Exhausted parents sleeping
I don't have any kids, but more and more my friends are starting to, and more and more I see those people less—they never show up to my band's gig at midnight on a Wednesday! What gives? What do I have to do to see you people again? So I reached out to a bunch of parents to ask for their dos and don'ts. "Sometimes I feel like people assume we can't do anything at all, so we get invited out less," my friend JJ, a new father, tells me. But he wants to hang out. "Parents do want to go out," Brooklyn Magazine editor and mom Kristin Iversen says. "It's hard, though, because of scheduling. So, as a childless person, just be understanding of that." Otherwise you'll end up not being friends anymore. "I'm assuming you're talking about couples who have very young children," Allison Robicelli told me, "as at this point my friends have learned to just completely write Matt and I off." [photo]

Kids at Brunch
DON'T: Invite Them to Brunch
Allison Robicelli: "NEVER INVITE ME OUT TO BRUNCH. You ask me to go to brunch, you've essentially bought yourself an hour watching me wrangle my two children in a restaurant and being completely exhausted being that getting them to said restaurant probably took several hours of prep.
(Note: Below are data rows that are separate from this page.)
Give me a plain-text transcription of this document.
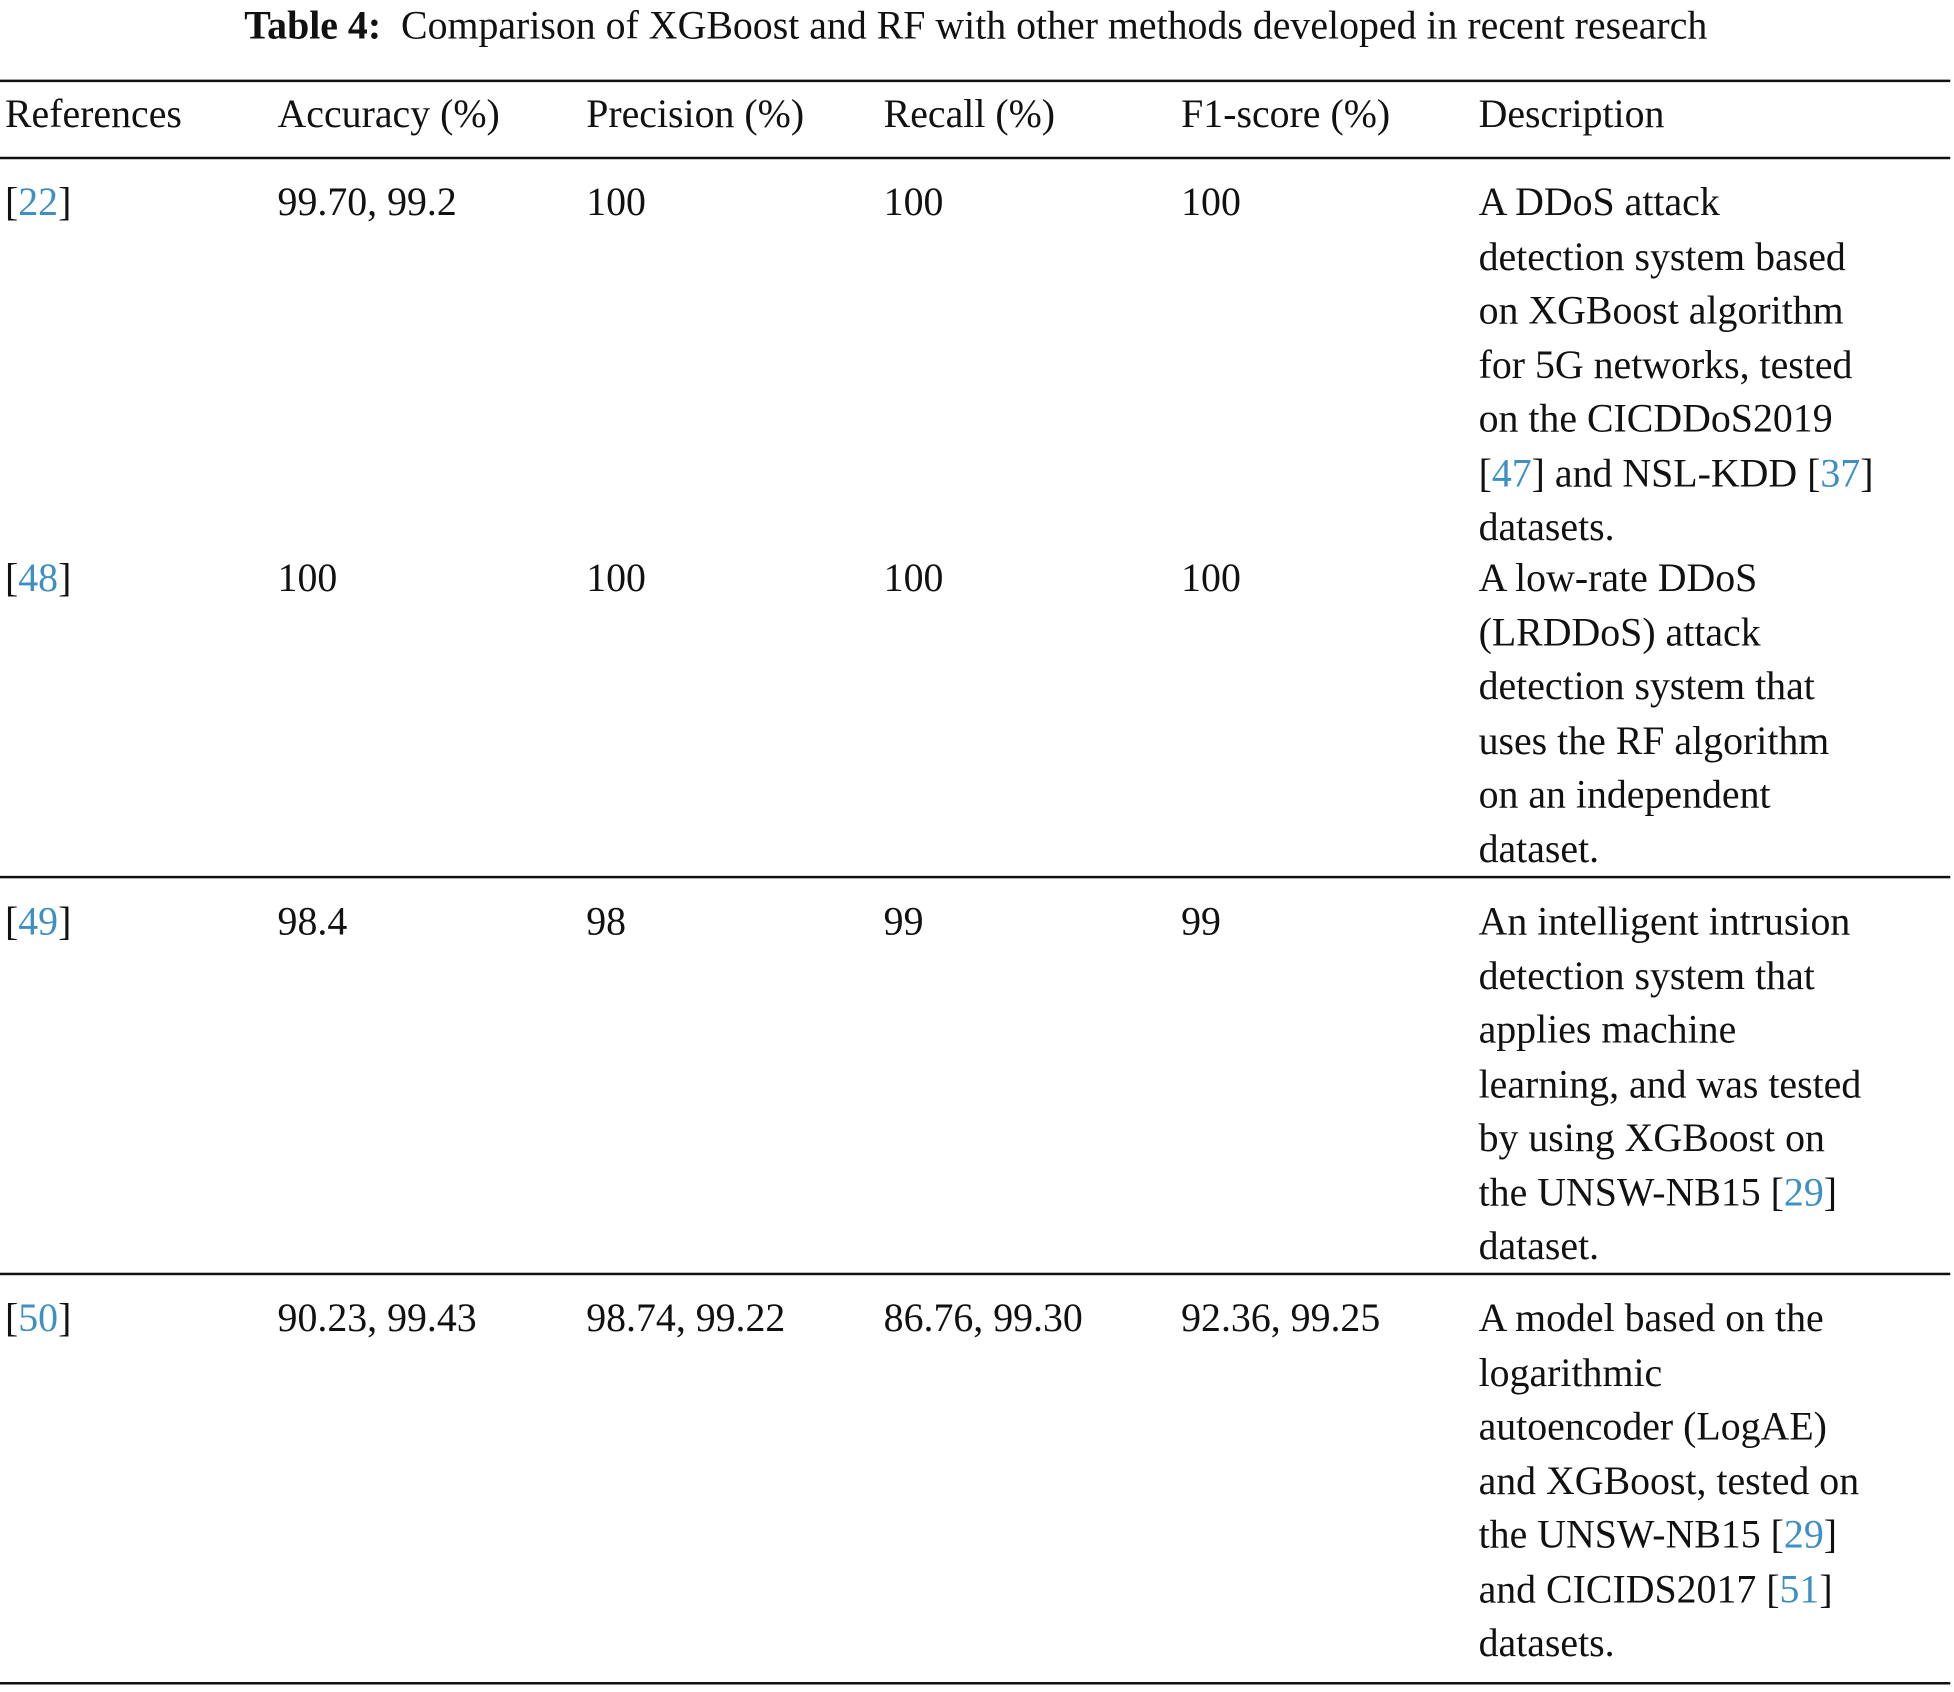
Table 4: Comparison of XGBoost and RF with other methods developed in recent research
References	Accuracy (%)	Precision (%) Recall (%)	F1-score (%)	Description
[22]	99.70, 99.2	100	100	100	A DDoS attack
detection system based
on XGBoost algorithm
for 5G networks, tested
on the CICDDoS2019
[47] and NSL-KDD [37]
datasets.
[48]	100	100	100	100	A low-rate DDoS
(LRDDoS) attack
detection system that
uses the RF algorithm
on an independent
dataset.
[49]	98.4	98	99	99	An intelligent intrusion
detection system that
applies machine
learning, and was tested
by using XGBoost on
the UNSW-NB15 [29]
dataset.
[50]	90.23, 99.43	98.74, 99.22	86.76, 99.30	92.36, 99.25	A model based on the
logarithmic
autoencoder (LogAE)
and XGBoost, tested on
the UNSW-NB15 [29]
and CICIDS2017 [51]
datasets.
"Also take into account that for all we talk about how babies are taking over our bars and restaurants, there are very few restaurants in Brooklyn that are truly kid-friendly, meaning they have a play area or toys or something that will properly distract the children for at least an hour so I can have some goddamn eggs in peace. So if you think we're going to casually meet at one of those places at 10am and just stroll right in, you're out of your mind. We're going to be looking at total bedlam with a long wait as we fight every other delusional couple with kids in Brooklyn, meaning I'll be ignoring you entirely while attending to my fussing child. No no no no no no. (Note: my kids are now 4 1/2 and 6, which is a far more manageable age to do this.)" [photo]

Child at a restaurant
DO: Invite Them to Dinner on a Weekday
Allison Robicelli: "If we must do a restaurant, make it Monday-Wednesday at about 5 or 6pm. And make it close to my house, because you have no idea how hard travelling has gotten for me. On Monday to Wednesday, restaurants will be slow enough that I won't feel like a giant imposition with a young child, and starting early gives me plenty of time to get out and back home to put them to bed. Just understand that I will be ignoring you 70 percent of the time, and this will upset me more than it upsets you, so please volunteer to hold and play with the baby as much as possible so I can have five minutes to myself. I desperately want to talk to a grown-up, but I may be too exhausted to. It's not you, it's me." [photo]

Takeout
DO: Go to Them—And Bring Food
Allison Robicelli: "Even better, figure out a day when you can come over and bring takeout with you. We can put the baby to bed and watch a movie or just hang out and talk. This is your best possible bet to hang out with me, because you honestly don't know how much work it took to get myself and two kids who were under the age of two ready, packed and out the door to anywhere. I'm comfortable on my own turf, and it's the only place for the first two years of parenthood that's not a high-stress environment. If you actually want to hang out with me, that's where to go—just be prepared for me to pass out in the middle of the movie." [photo]

Children at a picnic
DO: Plan Something Kid-Friendly
Allison Robicelli: "If you don't want to come over or I don't want to clean (let's be honest—I'm not fucking doing it), ask to have a date with me at the zoo/playground/children's museum/park. Pack a picnic. Help me with the kids. I'll love you to death for this." [photo]

Fonzie
DO: Be Worth Seeing
"Be cool enough that they're willing to pay for a babysitter," Kristin Iversen recommends. If you're not cool, make them feel even less so, "making them feel old and uncool so that they feel forced to hang out in order to maintain relevance."

RSVP will attend
DON'T: Ask for Spontaneity
"Hard to be spontaneous with kids," my friend JJ tells me. "Plan in advance." Allison Robicelli agrees. "If you're hoping to get your friends with young kids to come to your show/party/dinner/whatever, give them several weeks of advance notice." And even then they're probably going to say no.

Young people partying
DON'T: Take it Personally
Allison Robicelli: "It's not that [parents] hate you and love their kid more. But until you have a kid, you have no idea the magnitude of the responsibility it is. More than that, you have to realize that having a kid means that you now come second in your own life—the things that you liked to do in your non-parenting days, like seeing your friends, having hobbies, or even showering, go on the backburner to the needs of your kid for a good long while. They do come back, I swear—but for the first couple of years you are often at the mercy of the child. For me it got depressing being invited to things, because I knew I couldn't possibly attend. As much as you're bummed your friend can't come, they're more bummed that they're sitting at home—probably cleaning something—while all their friends are out having fun." [photo]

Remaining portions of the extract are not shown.